Messi, Tevez, Ibra, Rooney, Ribery. Sarebbe bello vederli giocare contro con regolarità, da settembre a maggio con cadenza settimanale, magari di domenica. Solo un sogno? Giocano tutti in campionati differenti, la sola speranza di vederli in campo insieme oggi è l’incrocio in Champions League. Se invece giocassero nello stesso campionato? Facile a dirsi quasi impossibile a farsi, a meno che non giocassero davvero nello stesso campionato, un campionato europeo, l’NBA del calcio.
Il divario tra le prime due o tre società di ognuna delle nazioni calcisticamente più importanti e tutte le altre è diventato negli anni enorme , l’ingresso di investitori stranieri e soprattutto multimiliardari ha provocato uno sbilanciamento esponenziale tra club ricchissimi e gli altri. La competizione per i titoli a livello nazionale è, molto più che venti o trent’anni fa, appannaggio delle sole società più ricche.
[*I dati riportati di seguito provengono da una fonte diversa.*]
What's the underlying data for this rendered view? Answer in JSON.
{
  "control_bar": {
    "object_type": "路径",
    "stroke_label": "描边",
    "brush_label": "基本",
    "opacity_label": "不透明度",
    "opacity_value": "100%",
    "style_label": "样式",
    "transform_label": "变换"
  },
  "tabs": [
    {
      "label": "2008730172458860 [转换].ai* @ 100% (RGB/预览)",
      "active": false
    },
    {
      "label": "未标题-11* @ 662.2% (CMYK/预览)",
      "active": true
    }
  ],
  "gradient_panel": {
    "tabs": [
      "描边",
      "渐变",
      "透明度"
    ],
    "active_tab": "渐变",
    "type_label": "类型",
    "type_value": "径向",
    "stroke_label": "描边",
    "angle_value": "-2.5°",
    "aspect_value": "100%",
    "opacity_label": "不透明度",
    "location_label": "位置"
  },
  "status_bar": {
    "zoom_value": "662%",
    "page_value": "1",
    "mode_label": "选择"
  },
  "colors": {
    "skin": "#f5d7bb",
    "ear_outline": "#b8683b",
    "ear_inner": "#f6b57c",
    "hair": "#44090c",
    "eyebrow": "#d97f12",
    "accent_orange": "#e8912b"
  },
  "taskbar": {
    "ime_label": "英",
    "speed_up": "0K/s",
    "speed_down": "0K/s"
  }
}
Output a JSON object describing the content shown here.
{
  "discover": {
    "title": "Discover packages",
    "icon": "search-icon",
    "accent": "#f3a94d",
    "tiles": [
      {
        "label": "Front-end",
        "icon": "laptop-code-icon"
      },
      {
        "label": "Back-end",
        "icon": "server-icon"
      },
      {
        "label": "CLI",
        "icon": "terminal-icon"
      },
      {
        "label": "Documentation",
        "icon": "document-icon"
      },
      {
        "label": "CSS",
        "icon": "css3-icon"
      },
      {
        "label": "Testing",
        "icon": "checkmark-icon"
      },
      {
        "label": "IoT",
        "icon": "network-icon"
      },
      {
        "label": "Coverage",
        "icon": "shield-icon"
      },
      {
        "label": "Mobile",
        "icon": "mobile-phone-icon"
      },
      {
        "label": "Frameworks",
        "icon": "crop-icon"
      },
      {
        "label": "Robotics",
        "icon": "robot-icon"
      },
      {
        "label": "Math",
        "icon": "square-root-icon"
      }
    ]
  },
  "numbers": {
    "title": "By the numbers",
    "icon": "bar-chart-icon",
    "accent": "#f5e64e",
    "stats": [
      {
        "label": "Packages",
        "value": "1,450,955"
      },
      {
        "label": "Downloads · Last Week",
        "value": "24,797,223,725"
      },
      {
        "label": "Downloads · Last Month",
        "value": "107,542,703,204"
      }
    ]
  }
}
Spagna, Francia, Inghilterra ne sono un fulgido esempio, il Fair Play finanziario perseguito dal presidente Uefa Platini non sembra, per ora, garantire risultati differenti.
Perché allora non lasciare i propri campionati nazionali da parte delle più ricche e importanti squadre europee e creare un vero torneo unico, al più diviso in due conference, con gironi all’italiana e play-off a fine anno?
Al termine la squadra vincitrice si potrebbe davvero fregiare del titolo di Campione d’Europa.
Una rivoluzione? No, solo un’evoluzione naturale dell’attuale stato dell’arte del calcio continentale.